Discurso no Senado Federal

EXPECTATIVA DO FIM DA ESPECULAÇÃO FINANCEIRA NO BRASIL COM A IMPLANTAÇÃO DO NOVO PLANO DE ESTABILIZAÇÃO ECONOMICA.

Autor
Jutahy Magalhães (PSDB - Partido da Social Democracia Brasileira/BA)
Nome completo: Jutahy Borges Magalhães
Casa
Senado Federal
Tipo
Discurso
Resumo por assunto
POLITICA ECONOMICO FINANCEIRA. BANCOS.:
  • EXPECTATIVA DO FIM DA ESPECULAÇÃO FINANCEIRA NO BRASIL COM A IMPLANTAÇÃO DO NOVO PLANO DE ESTABILIZAÇÃO ECONOMICA.
Publicação
Publicação no DCN2 de 10/03/1994 - Página 1161
Assunto
Outros > POLITICA ECONOMICO FINANCEIRA. BANCOS.
Indexação
  • COMENTARIO, SITUAÇÃO, ATUALIDADE, MAIORIA, POPULAÇÃO, CLASSE MEDIA, PAIS, RELAÇÃO, NECESSIDADE, INVESTIMENTO, APLICAÇÃO, FUNDO DE INVESTIMENTO, DEPOSITO, CADERNETA DE POUPANÇA, DEFESA, PROTEÇÃO, SALARIO, INFLAÇÃO.
  • CRITICA, FALTA, JUSTIFICAÇÃO, BANQUEIRO, DEMISSÃO, BANCARIO, TRABALHADOR, PERIODO, EXISTENCIA, EXCESSO, LUCRO, BANCOS, RESULTADO, AUMENTO, MOVIMENTAÇÃO, AGENCIA, REDE BANCARIA, REDUÇÃO, QUALIDADE, PRESTAÇÃO DE SERVIÇO, CIDADÃO, PAIS.

    O SR. JUTAHY MAGALHÃES (PSDB - BA. Pronuncia o seguinte discurso.) - Sr. Presidente, Sras e Srs. Senadores, obrigado a conviver, nas duas últimas décadas, com uma inflação persistente - que resistiu a incontáveis planos de estabilização - , o brasileiro, de um modo geral, teve de se transformar num financista para não ver simplesmente evaporar-se o seu dinheiro. Estamos falando aqui, evidentemente, da classe média. Mas mesmo os cidadãos mais modestos - o que quer dizer a grande maioria da população - tiveram de desenvolver um mecanismo de defesa para proteger seus salários e suas economias, e esse foi quase que exclusivamente o dos depósitos em cadernetas de poupança. Se quisermos traçar um quadro bastante realista da sociedade brasileira, temos que incluir aqui ainda um outro segmento ponderável, o dos marginalizados, o dos excluídos, o dos que, por não terem nem emprego nem salário, foram condenados à miséria mais hedionda. Estima-se que estes últimos sejam mais de trinta milhões. Por fim, temos os mais ricos que, é consenso geral, beneficiam-se de processo inflacionário e da especulação nele embutida.

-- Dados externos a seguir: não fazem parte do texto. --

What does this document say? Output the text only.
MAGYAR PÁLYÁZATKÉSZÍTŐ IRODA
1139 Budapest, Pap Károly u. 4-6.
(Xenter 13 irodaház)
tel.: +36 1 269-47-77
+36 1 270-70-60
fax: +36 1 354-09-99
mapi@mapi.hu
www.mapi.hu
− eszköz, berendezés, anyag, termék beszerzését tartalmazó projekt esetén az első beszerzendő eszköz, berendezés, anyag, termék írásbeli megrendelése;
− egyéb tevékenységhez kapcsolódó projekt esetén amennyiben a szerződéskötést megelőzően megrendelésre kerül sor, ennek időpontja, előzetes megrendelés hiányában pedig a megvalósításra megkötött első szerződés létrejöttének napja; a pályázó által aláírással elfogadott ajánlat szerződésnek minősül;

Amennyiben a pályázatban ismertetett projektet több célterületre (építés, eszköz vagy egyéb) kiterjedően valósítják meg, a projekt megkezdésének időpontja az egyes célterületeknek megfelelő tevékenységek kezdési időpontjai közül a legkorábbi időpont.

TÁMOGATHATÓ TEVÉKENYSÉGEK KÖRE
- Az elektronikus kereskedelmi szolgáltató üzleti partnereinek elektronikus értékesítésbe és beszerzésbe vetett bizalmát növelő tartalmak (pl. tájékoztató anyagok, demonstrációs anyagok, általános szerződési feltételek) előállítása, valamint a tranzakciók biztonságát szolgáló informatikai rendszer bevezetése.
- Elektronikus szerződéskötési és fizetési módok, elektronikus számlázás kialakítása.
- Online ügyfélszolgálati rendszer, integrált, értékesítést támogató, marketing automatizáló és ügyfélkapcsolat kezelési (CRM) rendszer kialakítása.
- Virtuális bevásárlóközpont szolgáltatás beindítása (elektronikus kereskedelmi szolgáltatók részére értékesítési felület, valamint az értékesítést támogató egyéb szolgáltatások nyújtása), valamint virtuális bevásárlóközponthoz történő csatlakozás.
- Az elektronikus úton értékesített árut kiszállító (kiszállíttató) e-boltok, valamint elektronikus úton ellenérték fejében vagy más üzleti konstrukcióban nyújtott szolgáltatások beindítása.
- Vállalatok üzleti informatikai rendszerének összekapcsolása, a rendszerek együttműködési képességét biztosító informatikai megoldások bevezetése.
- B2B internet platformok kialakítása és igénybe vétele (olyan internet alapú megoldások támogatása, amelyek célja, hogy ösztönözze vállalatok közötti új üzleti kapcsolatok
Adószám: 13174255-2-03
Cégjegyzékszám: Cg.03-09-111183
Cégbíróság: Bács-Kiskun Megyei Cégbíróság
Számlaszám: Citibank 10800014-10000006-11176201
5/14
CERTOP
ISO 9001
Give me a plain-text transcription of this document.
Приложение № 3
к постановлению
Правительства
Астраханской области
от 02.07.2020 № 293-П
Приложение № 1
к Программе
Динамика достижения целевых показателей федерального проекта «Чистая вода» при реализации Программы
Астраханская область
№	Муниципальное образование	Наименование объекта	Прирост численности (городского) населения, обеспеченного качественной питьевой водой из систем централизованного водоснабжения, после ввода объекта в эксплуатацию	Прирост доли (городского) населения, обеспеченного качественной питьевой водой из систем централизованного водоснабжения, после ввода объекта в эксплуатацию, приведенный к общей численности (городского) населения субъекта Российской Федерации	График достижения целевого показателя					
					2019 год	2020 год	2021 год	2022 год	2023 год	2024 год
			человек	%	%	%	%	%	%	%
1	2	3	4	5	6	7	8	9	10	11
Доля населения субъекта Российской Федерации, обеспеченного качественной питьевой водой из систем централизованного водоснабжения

    Abrindo qualquer jornal na seção de assuntos econômicos temos uma idéia do intrincado cipoal de opções que é oferecido aos investidores. Para exemplificar, alinho aqui as oportunidades de aplicação que são mencionadas pelo Jornal do Brasil numa reportagem publicada em 26 de dezembro do ano passado, sob o título "Aplicações vão mudar com o lPMF". São elas: dólar, ouro, bolsas, renda fixa, fundo DI, fundo de ações, poupança, carteira livre, CDB, commodities e fundão. Nada menos do que doze modalidades de investimento. Não se trata, na verdade, de investimento, no sentido tradicional do termo, porque, em geral, não se busca lucro. O que mais deseja o aplicador médio brasileiro é perder o menos possível.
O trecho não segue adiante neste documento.